Da keine Fragen von den Kindern kommen, steht der Geschäftsführer auf, umarmt jedes Kind flüchtig und verlässt die Küche.

Da sitzen sie nun, die vier Vollwaisen, und vor ihnen steht die Frau, von der sie nie gedacht hätten, dass sie jemals für sie kochen, geschweige denn für sie da sein würde.

Die Frau des Geschäftsführers meint noch, sie werde alles tun, damit sie gut miteinander zurechtkämen. Dann dreht sie sich um, stellt das Geschirr zur Waschwanne und sagt:

»Wir wollen jedoch von Anfang an darauf achten, dass die Arbeit gerecht verteilt ist. Ich werde für euch kochen, ihr seid für die Sauberkeit der Küche zuständig. Wenzel, du bist alt genug, um deinen Geschwistern zu zeigen, wie man das alles erledigt. Ja, die Mädchen sind noch klein, aber früh übt sich, wer einmal gut verheiratet werden will. Nicht wahr?«

Dann verlässt sie den Raum.

Die Kinder sitzen noch eine Weile um den leeren Tisch, die Stille ist erdrückend. Sie lauschen ins Nichts hinein, als hofften sie, die Tür möge sich öffnen und die Eltern mögen wieder vor ihnen stehen.

Wortlos machen sie sich gemeinsam an die Arbeit, spülen, trocknen und kehren, wie sie es bei der Mutter gesehen haben. Sie hinterlassen eine fein säuberlich aufgeräumte Küche, bereit für das nächste Essen einer Familie, die keine Familie mehr ist.

Nachmittags bereiten Wenzel und Franz unter Aufsicht der ‚Frau von unten‘ den nächsten Schultag vor.

Sie will es so. Ja, die Kinder haben keine Eltern mehr, das ist tragisch, aber ihre Aufgabe ist es, die Kinder im Sinne ihres Vaters aufs Leben vorzubereiten. Punkt.

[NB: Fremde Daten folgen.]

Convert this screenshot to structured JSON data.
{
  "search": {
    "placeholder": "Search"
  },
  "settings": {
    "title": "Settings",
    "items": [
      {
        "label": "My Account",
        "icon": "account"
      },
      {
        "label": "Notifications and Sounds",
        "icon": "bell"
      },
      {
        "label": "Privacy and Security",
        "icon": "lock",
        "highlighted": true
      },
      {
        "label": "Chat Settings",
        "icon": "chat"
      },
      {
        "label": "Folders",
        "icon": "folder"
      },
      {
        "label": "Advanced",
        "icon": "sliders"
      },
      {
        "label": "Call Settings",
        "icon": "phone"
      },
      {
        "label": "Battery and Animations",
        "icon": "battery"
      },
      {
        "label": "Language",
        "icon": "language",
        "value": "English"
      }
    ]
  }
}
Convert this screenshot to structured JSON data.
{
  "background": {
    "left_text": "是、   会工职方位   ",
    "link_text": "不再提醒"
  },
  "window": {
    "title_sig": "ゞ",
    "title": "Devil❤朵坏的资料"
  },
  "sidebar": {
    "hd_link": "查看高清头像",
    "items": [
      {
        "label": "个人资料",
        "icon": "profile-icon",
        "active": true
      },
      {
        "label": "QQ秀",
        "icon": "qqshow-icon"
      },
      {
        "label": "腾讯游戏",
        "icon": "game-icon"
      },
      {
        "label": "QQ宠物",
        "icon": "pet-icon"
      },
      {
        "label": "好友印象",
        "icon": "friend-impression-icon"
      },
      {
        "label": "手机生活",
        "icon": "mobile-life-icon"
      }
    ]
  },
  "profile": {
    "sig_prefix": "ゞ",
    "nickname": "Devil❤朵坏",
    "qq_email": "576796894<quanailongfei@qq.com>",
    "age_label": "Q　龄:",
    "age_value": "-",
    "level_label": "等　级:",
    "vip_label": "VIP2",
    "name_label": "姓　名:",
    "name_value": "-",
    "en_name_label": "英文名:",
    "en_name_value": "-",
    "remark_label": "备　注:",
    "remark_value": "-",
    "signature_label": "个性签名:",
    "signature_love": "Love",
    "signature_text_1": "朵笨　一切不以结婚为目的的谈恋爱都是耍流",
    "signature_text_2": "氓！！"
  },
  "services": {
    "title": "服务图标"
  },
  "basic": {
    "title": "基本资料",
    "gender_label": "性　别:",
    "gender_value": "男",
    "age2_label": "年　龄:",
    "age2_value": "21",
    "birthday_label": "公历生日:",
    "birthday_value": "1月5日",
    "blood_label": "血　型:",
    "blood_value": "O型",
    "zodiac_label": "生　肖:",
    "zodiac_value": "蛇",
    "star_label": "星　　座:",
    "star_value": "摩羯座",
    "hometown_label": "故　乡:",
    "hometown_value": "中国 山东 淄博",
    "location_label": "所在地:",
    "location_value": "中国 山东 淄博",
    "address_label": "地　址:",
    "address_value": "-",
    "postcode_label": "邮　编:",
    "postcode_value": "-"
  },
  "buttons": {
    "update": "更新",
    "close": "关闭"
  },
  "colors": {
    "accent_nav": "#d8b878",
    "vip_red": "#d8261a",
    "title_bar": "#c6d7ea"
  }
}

Die Mädchen sitzen einstweilen unbeachtet und nutzlos in ihren Zimmern. Kein nettes Wort, keine lieben Gesten, wie sie sie von der Mutter so oft bekommen hatten. Die Frau von unten kennt nur den Schein, nicht das Sein. Das ist nun auch das Schicksal von Auguste und Antonie.

Am vierten Tag nach ihrem Tod werden die Eltern auf dem evangelischen Friedhof von Biala beigesetzt. Es sind viele Kunden und Bekannte gekommen, auch aus Breslau, richtige Freunde hatten die Eltern in Biala nicht gehabt, sie waren Zugezogene geblieben.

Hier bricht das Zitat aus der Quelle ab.